El proceso se retroalimenta con la creación de las semillas híbridas en los años ’60. Aunque la hibridación es un proceso natural y fue utilizado por los seres humanos para evitar la homogeneidad y con ello la vulnerabilidad de las plantas cultivadas, las semillas obtenidas de híbridos comerciales, por ejemplo, en el caso del maíz, no pueden volver a sembrarse, dado que “pierden” sus características particulares, obteniéndose una magra cosecha. Es así como los productores deben comprar las semillas híbridas todos los años, quedando sujetos a las empresas proveedoras que forman parte de los complejos alimentarios.

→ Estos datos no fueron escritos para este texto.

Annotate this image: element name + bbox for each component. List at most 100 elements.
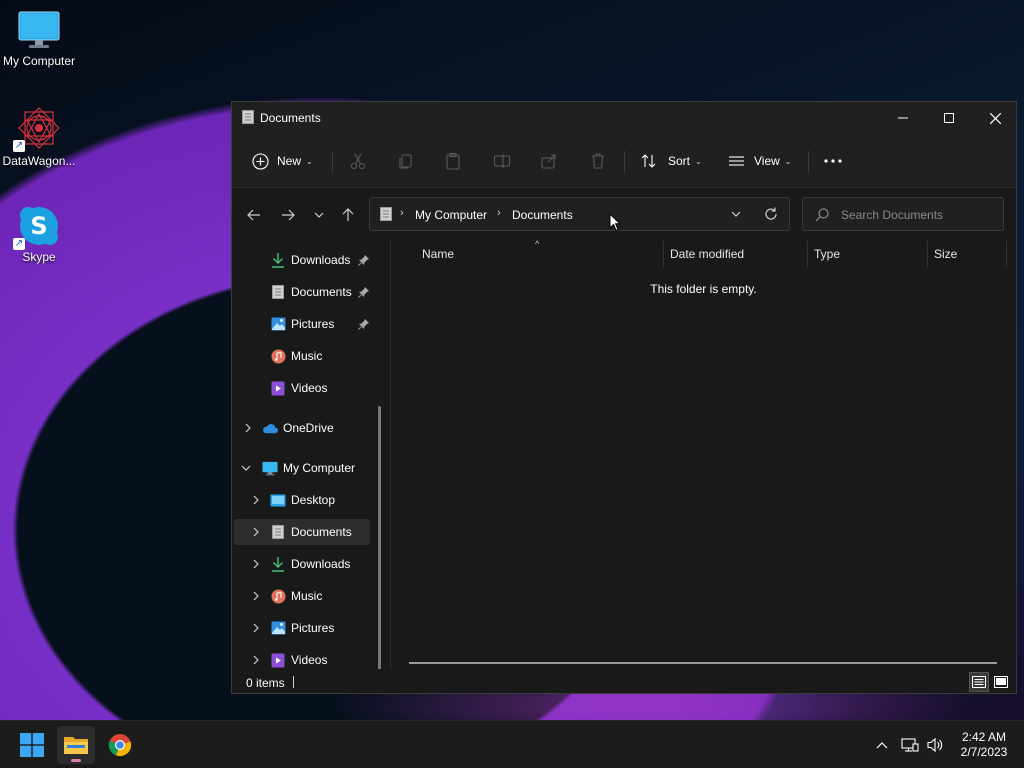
- breadcrumb-my-computer[interactable]: My Computer: [415, 208, 487, 222]
- chevron-down-icon[interactable]: [240, 462, 252, 474]
- refresh-button[interactable]: [763, 206, 779, 225]
- desktop-icon-datawagon[interactable]: ↗ DataWagon...: [0, 106, 78, 168]
- nav-item-label: Downloads: [291, 253, 351, 267]
- start-button[interactable]: [13, 726, 51, 764]
- chevron-right-icon[interactable]: [250, 494, 262, 506]
- plus-circle-icon: [252, 152, 269, 170]
- chevron-right-icon[interactable]: [250, 590, 262, 602]
- rename-button[interactable]: [493, 147, 511, 175]
- nav-item-documents[interactable]: Documents: [234, 519, 370, 545]
- delete-button[interactable]: [589, 147, 607, 175]
- search-box[interactable]: [802, 197, 1004, 231]
- nav-item-label: Videos: [291, 381, 328, 395]
- view-lines-icon: [729, 156, 744, 166]
- large-icons-view-button[interactable]: [991, 672, 1011, 692]
- details-view-icon: [972, 676, 986, 688]
- chevron-down-icon: ⌄: [695, 156, 702, 166]
- up-button[interactable]: [338, 205, 358, 225]
- column-separator[interactable]: [927, 241, 928, 267]
- scissors-icon: [350, 153, 366, 170]
- sort-button[interactable]: Sort ⌄: [640, 147, 702, 175]
- nav-item-music[interactable]: Music: [234, 583, 370, 609]
- maximize-icon: [944, 113, 954, 123]
- windows-logo-icon: [20, 733, 44, 757]
- paste-button[interactable]: [444, 147, 462, 175]
- download-icon: [270, 252, 286, 268]
- nav-pane-scrollbar[interactable]: [378, 406, 381, 669]
- address-bar[interactable]: › My Computer › Documents: [369, 197, 790, 231]
- videos-icon: [270, 380, 286, 396]
- chevron-right-icon[interactable]: [250, 526, 262, 538]
- details-view-button[interactable]: [969, 672, 989, 692]
- nav-item-downloads[interactable]: Downloads: [234, 551, 370, 577]
- column-header-type[interactable]: Type: [814, 247, 840, 261]
- file-explorer-taskbar-button[interactable]: [57, 726, 95, 764]
- minimize-button[interactable]: [880, 102, 926, 134]
- download-icon: [270, 556, 286, 572]
- network-button[interactable]: [900, 735, 920, 755]
- desktop-icon-skype[interactable]: S ↗ Skype: [0, 204, 78, 264]
- chevron-down-icon: ⌄: [306, 156, 313, 166]
- search-input[interactable]: [841, 206, 996, 224]
- nav-item-pictures[interactable]: Pictures: [234, 615, 370, 641]
- chevron-right-icon[interactable]: [250, 622, 262, 634]
- close-button[interactable]: [972, 102, 1018, 134]
- nav-item-quick-documents[interactable]: Documents: [234, 279, 370, 305]
- chevron-right-icon[interactable]: [242, 422, 254, 434]
- nav-item-label: Desktop: [291, 493, 336, 507]
- column-separator[interactable]: [1006, 241, 1007, 267]
- chevron-down-icon: [731, 211, 741, 217]
- status-bar: 0 items: [232, 669, 1016, 693]
- nav-item-quick-videos[interactable]: Videos: [234, 375, 370, 401]
- view-button[interactable]: View ⌄: [728, 147, 792, 175]
- nav-item-quick-downloads[interactable]: Downloads: [234, 247, 370, 273]
- sort-ascending-icon: ^: [535, 239, 540, 249]
- title-bar[interactable]: Documents: [232, 102, 1016, 134]
- show-hidden-icons-button[interactable]: [872, 735, 892, 755]
- nav-item-quick-music[interactable]: Music: [234, 343, 370, 369]
- maximize-button[interactable]: [926, 102, 972, 134]
- cut-button[interactable]: [349, 147, 367, 175]
- back-button[interactable]: [244, 205, 264, 225]
- document-icon: [380, 207, 392, 221]
- share-button[interactable]: [540, 147, 558, 175]
- copy-button[interactable]: [397, 147, 415, 175]
- clock-date: 2/7/2023: [960, 745, 1008, 759]
- volume-button[interactable]: [925, 735, 945, 755]
- column-header-date-modified[interactable]: Date modified: [670, 247, 744, 261]
- file-explorer-window: Documents New ⌄ Sort ⌄ View ⌄ › My Compu…: [231, 101, 1017, 694]
- column-header-size[interactable]: Size: [934, 247, 957, 261]
- pin-icon: [358, 255, 369, 266]
- clock[interactable]: 2:42 AM 2/7/2023: [948, 730, 1020, 760]
- more-options-button[interactable]: [823, 147, 843, 175]
- pictures-icon: [270, 316, 286, 332]
- chrome-taskbar-button[interactable]: [101, 726, 139, 764]
- status-separator: [293, 676, 294, 688]
- breadcrumb-separator-icon[interactable]: ›: [400, 207, 404, 219]
- column-separator[interactable]: [807, 241, 808, 267]
- forward-button[interactable]: [278, 205, 298, 225]
- chevron-right-icon[interactable]: [250, 654, 262, 666]
- recent-locations-button[interactable]: [309, 205, 329, 225]
- nav-item-my-computer[interactable]: My Computer: [234, 455, 370, 481]
- address-history-button[interactable]: [730, 206, 742, 225]
- chevron-right-icon[interactable]: [250, 558, 262, 570]
- column-header-name[interactable]: Name: [422, 247, 454, 261]
- command-bar: New ⌄ Sort ⌄ View ⌄: [232, 134, 1016, 188]
- chevron-down-icon: [314, 212, 324, 218]
- nav-item-label: Pictures: [291, 317, 335, 331]
- nav-item-videos[interactable]: Videos: [234, 647, 370, 669]
- chevron-up-icon: [876, 741, 888, 748]
- new-button[interactable]: New ⌄: [252, 147, 313, 175]
- music-icon: [270, 348, 286, 364]
- active-app-indicator: [71, 759, 81, 762]
- window-title: Documents: [260, 111, 321, 125]
- nav-item-desktop[interactable]: Desktop: [234, 487, 370, 513]
- horizontal-scrollbar[interactable]: [409, 662, 997, 664]
- breadcrumb-documents[interactable]: Documents: [512, 208, 573, 222]
- nav-item-quick-pictures[interactable]: Pictures: [234, 311, 370, 337]
- column-separator[interactable]: [663, 241, 664, 267]
- desktop-icon-my-computer[interactable]: My Computer: [0, 10, 78, 68]
- nav-item-onedrive[interactable]: OneDrive: [234, 415, 370, 441]
- breadcrumb-separator-icon[interactable]: ›: [497, 207, 501, 219]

La última innovación de las empresas químico / semilleras son las semillas transgénicas, a las cuales se les incorporan genes, información genética específica, mediante lo cual la planta expresa una característica que antes no tenía, por ejemplo: resistir a los insectos o los herbicidas. El gen incorporado es de un ser vivo, por lo general de una bacteria, con el cual la planta nunca hubiera podido intercambiar información. En nuestro país las empresas que producen semillas transgénicas obtuvieron autorización para liberarlas al medio en el año 1996. Felipe Solá era Secretario de Agricultura, y desde allí, según las estrategias de los productores, y con el apoyo de diversas políticas públicas, se ha incrementado su utilización no sin diversos efectos: a) sociales como la desaparición de productores, b) ambientales, como la pérdida de diversidad biológica cultivada y natural, el incremento en la utilización de plaguicidas y probables efectos en la salud. C) Socioambiental, como una parte más de la lógica empresarial, que toma a los bienes comunes como mercancías; ahora las empresas demandan, desde la incidencia política, la sanción de una nueva ley de semillas que incorpore tanto las transformaciones producto de la ingeniería genética, patentando la vida como si las semillas fueran bienes industriales, o cuanto menos restringir la conservación de las semillas por parte de los productores luego de la cosecha, mediante la firma de contratos que regulan y pactan un precio por la reutilización. En ambos casos, además de las consecuencias socioambientales y de la transferencia de ingresos de los productores a las empresas se limita la posibilidad de atesorar, conservar, enriquecer e intercambiar nuestras propias semillas, base de nuestra alimentación.
Los productores siempre buscaron diversidad y adaptación a cada territorio. Las empresas, por el contrario, buscan uniformidad y plasticidad, la adecuación a varios ecosistemas. Las semillas deben seguir en manos de los productores como bien común y no transformarse en una mercancía más. De todos depende lograrlo.